Friday, January 9, 2009

The Florida Gators: 2009 BCS National Champions, Part I

The masthead of this website promises “deep thoughts about football” and to date those oh-so-deep football thoughts have only concerned the professional variety. While Past Interference’s obsession with the National Football League continues unabated, allow the humble author of this post to finally reveal himself to be an alumnus of the University of Florida and therefore a proud member of a Gator Nation currently celebrating its third national championship in the sport of college football. As one who attended UF just prior to Steve Spurrier’s resuscitation of the program I admit it’s still a little hard to believe the Gators are the most dominant football program in the country right now. While I attended we just prayed for the end of the school’s 50-plus year streak of not winning a Southeastern Conference Championship. (And even when the football gods answered our prayers in 1984, more powerful deities, the NCAA and the SEC, stepped in to place UF on probation and yank that title away from us.) The talent to compete was there--Emmitt Smith, Wilbur Marshall, Lomas Brown, John L. Williams, Louis Oliver, Jarvis Williams, Neal Anderson, Ricky Nattiel, Brad Culpepper—but competent coaching was not. Not cheating would have helped too.

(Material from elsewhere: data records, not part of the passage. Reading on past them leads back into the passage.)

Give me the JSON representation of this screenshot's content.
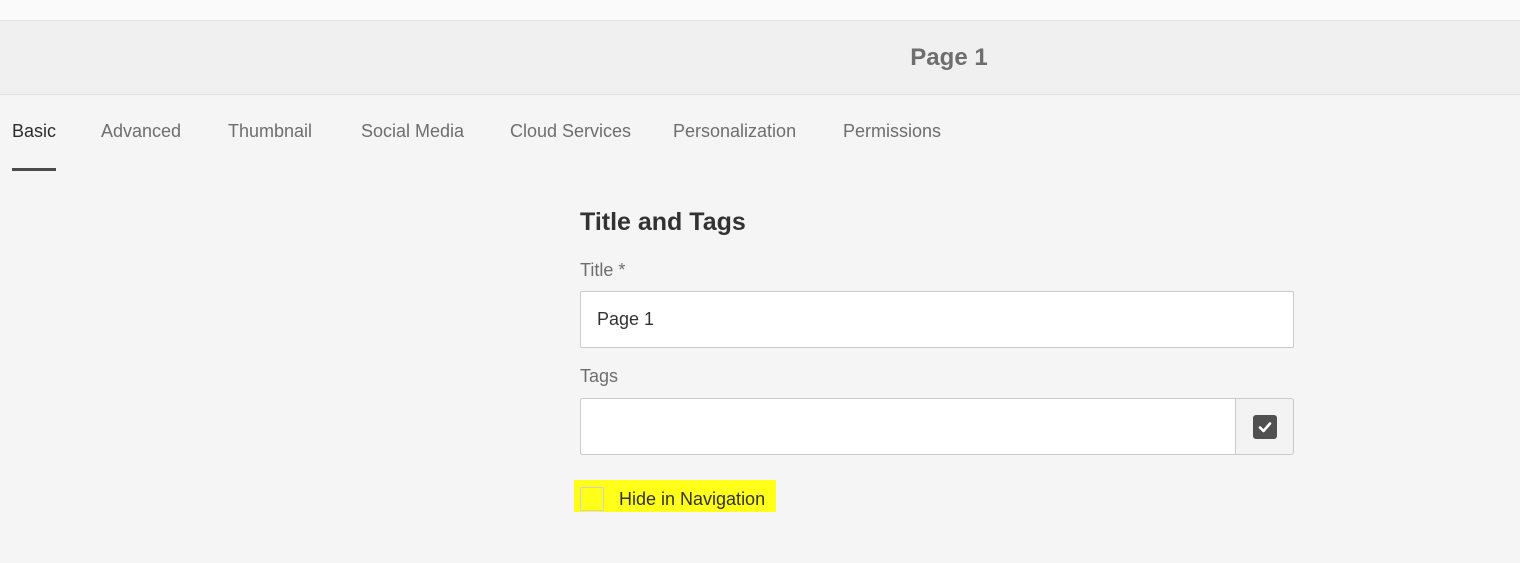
{
  "header": {
    "title": "Page 1"
  },
  "tabs": [
    {
      "label": "Basic",
      "active": true
    },
    {
      "label": "Advanced",
      "active": false
    },
    {
      "label": "Thumbnail",
      "active": false
    },
    {
      "label": "Social Media",
      "active": false
    },
    {
      "label": "Cloud Services",
      "active": false
    },
    {
      "label": "Personalization",
      "active": false
    },
    {
      "label": "Permissions",
      "active": false
    }
  ],
  "form": {
    "section_title": "Title and Tags",
    "title_field": {
      "label": "Title *",
      "value": "Page 1"
    },
    "tags_field": {
      "label": "Tags",
      "value": "",
      "picker_icon": "checkbox-checked-icon"
    },
    "hide_in_navigation": {
      "label": "Hide in Navigation",
      "checked": false,
      "highlight_color": "#ffff1a"
    }
  }
}
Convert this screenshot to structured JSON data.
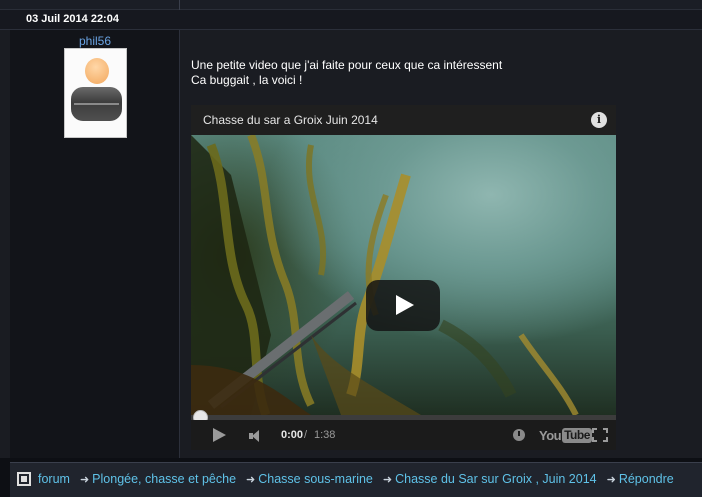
{
  "post": {
    "date": "03 Juil 2014 22:04",
    "author": "phil56",
    "message_line1": "Une petite video que j'ai faite pour ceux que ca intéressent",
    "message_line2": "Ca buggait , la voici !"
  },
  "video": {
    "title": "Chasse du sar a Groix Juin 2014",
    "info_glyph": "i",
    "time_current": "0:00",
    "time_separator": "/",
    "time_total": "1:38",
    "progress": 0,
    "logo_you": "You",
    "logo_tube": "Tube"
  },
  "breadcrumb": {
    "items": [
      "forum",
      "Plongée, chasse et pêche",
      "Chasse sous-marine",
      "Chasse du Sar sur Groix , Juin 2014",
      "Répondre"
    ],
    "arrow": "➜"
  },
  "colors": {
    "link": "#5fc2e8",
    "author": "#6aa3e2",
    "background": "#0d0f14"
  }
}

The Ol’ Ballcoach finally ended UF’s rep as a program that produced great athletes but couldn’t win. Not only did Spurrier repeatedly lead the Gators to SEC titles year after year but incredibly he made that quest secondary to yearly dreams of a National Championship, something he actually brought home in 1996. Gator Nation had finally arrived. And I don’t know that Spurrier’s teams actually featured as much football talent as some of those 80’s teams. Spurrier’s strength is game planning not recruiting but, when it comes to football, brilliant coaching counts for a lot and don’t let anybody tell you differently. However, a great offensive design won’t always prevail against tremendous athletes as demonstrated by the hated Seminoles more often than not getting the better of the Gators during the Spurrier era (and how that worm has turned).

It was sad to see Spurrier leave for what proved to be (for him) the bitter pasture of FedEx Field, especially when UF tapped the overmatched Ron Zook to replace him. Once Zook inevitably exhausted the patience of Gator Nation and had done its holy work, Urban Meyer took over the reigns of the football program. And after four seasons as the head man Meyer has revealed himself to be both a bit of a genius coach in his own right and a recruiter of football talent like no Gator’s ever seen. And now, for the second time in three seasons, Florida reaps the ultimate rewards of that happy combination. For generations every UF student at his or her first Gator game quickly learns the chant “It’s Great To Be A Florida Gator” but now, when it comes to football, it’s at last a simple statement of fact.